The $13 billion in Treasury Inflation Protected Securities, which mature in January 2023, yielded negative 0.602 percent, versus the average forecast of negative 0.603 percent in a Bloomberg News survey of nine of the Fed’s 21 primary dealers that are required to bid on U.S. debt sales. Holders of TIPS receive an adjustment to the principal value of the securities equal to the change in the consumer price index, in addition to a fixed rate of interest that’s smaller than the interest paid to a holder of conventional debt.
“The negative yield is a result of the Fed policy,” Aaron Kohli, an interest-rate strategist in New York at the primary dealer BNP Paribas SA, said before the auction. “It’s a sign, on a longer horizon, to get inflation protection because the Fed is still very accommodative and that drives significant demand from investors.”
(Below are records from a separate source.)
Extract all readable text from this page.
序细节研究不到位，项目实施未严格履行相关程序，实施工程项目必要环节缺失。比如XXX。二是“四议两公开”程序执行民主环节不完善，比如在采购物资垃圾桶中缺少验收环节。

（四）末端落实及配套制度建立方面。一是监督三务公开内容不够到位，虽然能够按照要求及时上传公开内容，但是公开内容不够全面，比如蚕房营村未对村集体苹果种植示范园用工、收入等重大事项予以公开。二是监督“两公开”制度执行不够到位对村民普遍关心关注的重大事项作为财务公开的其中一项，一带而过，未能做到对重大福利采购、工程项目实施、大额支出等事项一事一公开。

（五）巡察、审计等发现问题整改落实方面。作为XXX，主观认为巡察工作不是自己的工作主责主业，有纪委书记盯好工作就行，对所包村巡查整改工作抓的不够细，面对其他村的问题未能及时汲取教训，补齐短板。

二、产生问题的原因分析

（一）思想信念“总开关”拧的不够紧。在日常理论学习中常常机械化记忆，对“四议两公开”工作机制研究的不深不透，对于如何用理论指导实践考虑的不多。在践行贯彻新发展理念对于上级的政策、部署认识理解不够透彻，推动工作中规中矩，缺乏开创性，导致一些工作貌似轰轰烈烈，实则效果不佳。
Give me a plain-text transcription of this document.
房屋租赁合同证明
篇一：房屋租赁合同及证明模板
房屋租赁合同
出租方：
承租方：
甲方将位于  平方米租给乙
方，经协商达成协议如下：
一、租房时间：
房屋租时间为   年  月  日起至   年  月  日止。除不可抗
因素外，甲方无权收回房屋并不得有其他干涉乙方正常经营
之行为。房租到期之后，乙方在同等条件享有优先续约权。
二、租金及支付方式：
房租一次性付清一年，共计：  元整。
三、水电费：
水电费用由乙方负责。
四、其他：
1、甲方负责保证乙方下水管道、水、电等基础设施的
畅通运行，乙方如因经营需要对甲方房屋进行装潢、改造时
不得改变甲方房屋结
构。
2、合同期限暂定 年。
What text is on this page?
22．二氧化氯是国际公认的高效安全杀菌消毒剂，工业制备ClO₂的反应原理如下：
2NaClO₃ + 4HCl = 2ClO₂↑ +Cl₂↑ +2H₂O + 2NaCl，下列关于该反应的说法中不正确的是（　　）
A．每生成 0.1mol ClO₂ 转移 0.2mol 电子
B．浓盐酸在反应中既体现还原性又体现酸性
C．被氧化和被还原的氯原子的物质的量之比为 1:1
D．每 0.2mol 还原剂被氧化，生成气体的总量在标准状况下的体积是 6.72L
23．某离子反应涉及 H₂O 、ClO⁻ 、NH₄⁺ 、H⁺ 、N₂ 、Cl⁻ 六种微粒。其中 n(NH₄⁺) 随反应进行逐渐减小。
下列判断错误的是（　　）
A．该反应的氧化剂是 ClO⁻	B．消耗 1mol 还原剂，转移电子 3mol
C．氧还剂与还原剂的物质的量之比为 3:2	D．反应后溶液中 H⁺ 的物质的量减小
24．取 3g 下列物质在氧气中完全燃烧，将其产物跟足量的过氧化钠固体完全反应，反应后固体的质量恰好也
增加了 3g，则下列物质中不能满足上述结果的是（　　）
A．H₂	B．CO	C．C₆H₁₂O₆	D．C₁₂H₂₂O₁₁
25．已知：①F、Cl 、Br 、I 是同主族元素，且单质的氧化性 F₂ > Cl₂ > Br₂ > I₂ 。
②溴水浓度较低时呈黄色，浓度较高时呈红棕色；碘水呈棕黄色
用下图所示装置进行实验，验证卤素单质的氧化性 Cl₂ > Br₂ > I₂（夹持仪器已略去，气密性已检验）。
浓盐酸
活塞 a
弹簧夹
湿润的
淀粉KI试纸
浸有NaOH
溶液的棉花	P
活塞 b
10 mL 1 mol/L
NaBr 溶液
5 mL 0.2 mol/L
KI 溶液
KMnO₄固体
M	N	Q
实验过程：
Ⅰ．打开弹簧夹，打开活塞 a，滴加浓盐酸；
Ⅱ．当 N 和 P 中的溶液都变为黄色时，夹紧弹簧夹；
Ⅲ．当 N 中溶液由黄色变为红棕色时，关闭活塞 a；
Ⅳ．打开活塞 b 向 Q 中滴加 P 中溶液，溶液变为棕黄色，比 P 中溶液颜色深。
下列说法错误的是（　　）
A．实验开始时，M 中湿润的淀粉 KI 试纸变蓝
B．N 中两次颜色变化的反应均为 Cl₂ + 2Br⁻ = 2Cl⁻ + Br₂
Fed Chairman Ben S. Bernanke said yesterday that further gains in the U.S. labor market are needed for the central bank to consider reducing its record monetary easing. The Fed, seeking to boost the pace of growth and heal a job market still scarred by the deepest recession since the Great Depression, also said it will leave its key interest rate near zero as long as unemployment remains above 6.5 percent and the outlook for inflation is less than 2.5 percent.
The benchmark 10-year yield increased three basis points, or 0.03 percentage point, to 1.94 at 1:08 p.m. New York time, according to Bloomberg Bond Trader prices after climbing six basis points yesterday, the biggest increase since March 7.
The difference in yields between 10-year bonds and TIPS, a gauge of what traders expect for inflation, has risen this year, touching 2.54 percentage points today, up from 2.45 percentage points in January.
The gap, known as the break-even rate, is above the 200-day moving average of 2.39. It touched 2.73 percentage points on Sept. 17 after the Federal Open Markets Committee said it would begin a third round of quantitative-easing stimulus.
The auction’s bid-to-cover ratio, which gauges demand by comparing the amount bid with the amount offered, was 2.74, compared to an average of 2.68 for the past ten sales.
The consumer-price index rose 0.7 percent in February, the first increase in four months and the biggest since June 2009, a Labor Department report showed March 15. A surge in gasoline accounted for almost 75 percent of the total price advance.
“There is a big risk premium as every significant central bank is very accommodative,” BNP Paribas’s Kohli said.